I started to hobble, pain and stiffness radiating from my knee. A few steps was all I could manage - I couldn't walk home that way. Not 2 miles. So, being me, I started to run. Slowly at first ... with tears pouring from eyes. It wasn't the pain that made me cry but the fear that everything I have worked toward for the past 8 weeks would end like this. Injured. Three days before the race.
After a quarter mile or so, I was able to compose myself. No more tears and my pace came back - sort of. And I did the best to "salvage" my tempo run though I admit that might not have been the smartest move. I do get a point for not running past my house and around the block just to hit 5 miles. Go me!

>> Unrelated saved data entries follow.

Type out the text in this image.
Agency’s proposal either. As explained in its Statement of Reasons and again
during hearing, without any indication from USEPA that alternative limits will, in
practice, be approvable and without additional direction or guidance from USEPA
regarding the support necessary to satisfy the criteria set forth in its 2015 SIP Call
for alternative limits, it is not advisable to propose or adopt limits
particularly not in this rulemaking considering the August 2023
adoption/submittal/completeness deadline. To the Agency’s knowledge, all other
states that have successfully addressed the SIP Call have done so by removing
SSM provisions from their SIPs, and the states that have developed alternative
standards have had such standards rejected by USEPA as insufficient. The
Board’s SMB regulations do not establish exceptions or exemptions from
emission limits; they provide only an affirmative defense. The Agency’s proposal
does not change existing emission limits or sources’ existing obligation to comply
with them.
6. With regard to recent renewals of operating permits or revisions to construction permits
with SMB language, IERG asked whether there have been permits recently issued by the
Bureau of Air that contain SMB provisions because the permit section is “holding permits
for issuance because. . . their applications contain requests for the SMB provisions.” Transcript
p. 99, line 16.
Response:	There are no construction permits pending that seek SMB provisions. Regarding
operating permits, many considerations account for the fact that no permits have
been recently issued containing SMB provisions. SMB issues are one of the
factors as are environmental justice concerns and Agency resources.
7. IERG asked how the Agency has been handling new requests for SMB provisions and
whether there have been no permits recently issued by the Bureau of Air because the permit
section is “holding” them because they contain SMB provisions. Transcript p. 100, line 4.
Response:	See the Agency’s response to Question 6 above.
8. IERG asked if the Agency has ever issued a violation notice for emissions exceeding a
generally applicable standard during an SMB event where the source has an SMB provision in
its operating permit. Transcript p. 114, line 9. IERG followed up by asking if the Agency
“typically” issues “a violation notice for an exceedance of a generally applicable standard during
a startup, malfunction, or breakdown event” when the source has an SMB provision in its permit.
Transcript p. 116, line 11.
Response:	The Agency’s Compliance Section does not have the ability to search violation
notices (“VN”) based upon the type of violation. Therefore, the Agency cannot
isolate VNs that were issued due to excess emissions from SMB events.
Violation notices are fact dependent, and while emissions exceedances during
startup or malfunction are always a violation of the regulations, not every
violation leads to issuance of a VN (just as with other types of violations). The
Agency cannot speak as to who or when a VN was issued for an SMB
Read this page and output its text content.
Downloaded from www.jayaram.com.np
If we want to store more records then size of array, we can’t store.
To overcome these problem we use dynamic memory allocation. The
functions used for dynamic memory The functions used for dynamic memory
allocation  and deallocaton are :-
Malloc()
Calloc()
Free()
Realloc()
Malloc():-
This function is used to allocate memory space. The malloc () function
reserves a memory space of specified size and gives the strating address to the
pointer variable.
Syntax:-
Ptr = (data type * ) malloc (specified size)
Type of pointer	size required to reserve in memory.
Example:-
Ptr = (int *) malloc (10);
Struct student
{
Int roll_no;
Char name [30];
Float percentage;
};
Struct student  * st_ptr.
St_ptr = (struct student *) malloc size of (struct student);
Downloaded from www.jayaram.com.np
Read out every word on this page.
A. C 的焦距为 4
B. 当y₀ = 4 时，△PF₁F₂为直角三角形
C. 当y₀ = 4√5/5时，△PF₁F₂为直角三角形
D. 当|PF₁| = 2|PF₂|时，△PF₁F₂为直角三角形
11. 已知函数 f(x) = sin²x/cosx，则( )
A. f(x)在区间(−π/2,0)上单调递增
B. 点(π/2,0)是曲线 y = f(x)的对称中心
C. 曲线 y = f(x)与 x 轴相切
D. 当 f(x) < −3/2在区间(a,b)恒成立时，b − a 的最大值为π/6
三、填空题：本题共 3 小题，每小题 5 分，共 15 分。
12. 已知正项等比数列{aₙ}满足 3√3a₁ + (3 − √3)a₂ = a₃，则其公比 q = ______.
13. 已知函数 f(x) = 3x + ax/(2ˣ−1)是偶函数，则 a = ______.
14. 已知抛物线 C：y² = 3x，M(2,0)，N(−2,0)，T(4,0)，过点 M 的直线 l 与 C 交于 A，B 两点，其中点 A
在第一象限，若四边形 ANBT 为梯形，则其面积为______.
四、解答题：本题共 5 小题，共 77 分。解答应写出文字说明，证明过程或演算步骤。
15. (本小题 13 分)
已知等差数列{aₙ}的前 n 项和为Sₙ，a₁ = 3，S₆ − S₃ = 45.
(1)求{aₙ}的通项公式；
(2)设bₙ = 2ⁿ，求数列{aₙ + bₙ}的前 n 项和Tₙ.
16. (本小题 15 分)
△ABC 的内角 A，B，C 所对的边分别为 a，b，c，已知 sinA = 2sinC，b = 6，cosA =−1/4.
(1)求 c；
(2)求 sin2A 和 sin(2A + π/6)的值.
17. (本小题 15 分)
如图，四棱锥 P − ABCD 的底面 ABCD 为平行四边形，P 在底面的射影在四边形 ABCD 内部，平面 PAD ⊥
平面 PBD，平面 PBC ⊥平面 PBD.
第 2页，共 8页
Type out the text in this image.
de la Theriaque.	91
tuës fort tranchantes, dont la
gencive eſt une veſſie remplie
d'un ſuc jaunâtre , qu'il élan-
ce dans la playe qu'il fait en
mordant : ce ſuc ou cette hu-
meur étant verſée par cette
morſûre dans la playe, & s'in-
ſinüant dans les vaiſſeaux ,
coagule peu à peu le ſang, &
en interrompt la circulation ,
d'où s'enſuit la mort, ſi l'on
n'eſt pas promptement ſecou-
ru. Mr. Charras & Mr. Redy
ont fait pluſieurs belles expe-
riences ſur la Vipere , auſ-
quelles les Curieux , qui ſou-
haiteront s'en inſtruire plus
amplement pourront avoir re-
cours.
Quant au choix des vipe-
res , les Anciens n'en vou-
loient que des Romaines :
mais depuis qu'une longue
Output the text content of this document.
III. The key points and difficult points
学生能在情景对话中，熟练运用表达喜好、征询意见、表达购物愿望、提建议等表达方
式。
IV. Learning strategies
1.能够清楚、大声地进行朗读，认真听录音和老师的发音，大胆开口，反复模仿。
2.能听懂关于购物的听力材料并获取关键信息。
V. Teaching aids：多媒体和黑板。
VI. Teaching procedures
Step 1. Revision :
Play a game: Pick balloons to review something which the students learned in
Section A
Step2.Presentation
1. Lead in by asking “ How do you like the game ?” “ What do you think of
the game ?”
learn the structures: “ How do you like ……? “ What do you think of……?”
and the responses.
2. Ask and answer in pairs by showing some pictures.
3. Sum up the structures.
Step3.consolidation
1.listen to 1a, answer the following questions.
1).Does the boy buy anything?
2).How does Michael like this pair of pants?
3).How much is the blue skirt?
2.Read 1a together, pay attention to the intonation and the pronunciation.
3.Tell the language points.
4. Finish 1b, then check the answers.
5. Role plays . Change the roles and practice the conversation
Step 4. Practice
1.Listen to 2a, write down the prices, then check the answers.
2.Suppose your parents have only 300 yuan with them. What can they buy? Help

I surveyed the damage once I got home. I cleaned the knee as best I could and moved to my arm. As I wiped away the dirt, I winced. It hurt! And there seemed to be an odd bump, like half a walnut shell protruding from underneath my skin. So I did what any girl would do. I called my grandma, who is 15o miles away.
Grandma, in all her sleepiness, advised an X-ray and so I met my father-in-law at the ER. Lucky for me, he was there with his students for clinic AND he's an X-ray tech. We got some films done, a nurse cleaned my knee and the doctor told me stories of rollerblading with his dogs. (Scratch that one off the list of things to do.)
Thankfully, my arm isn't broken. Just my spirit - and that's just a little bit. I mentioned to the doctor that I was running Saturday and he wished me luck. Told me to take it easy before the race. I can do that.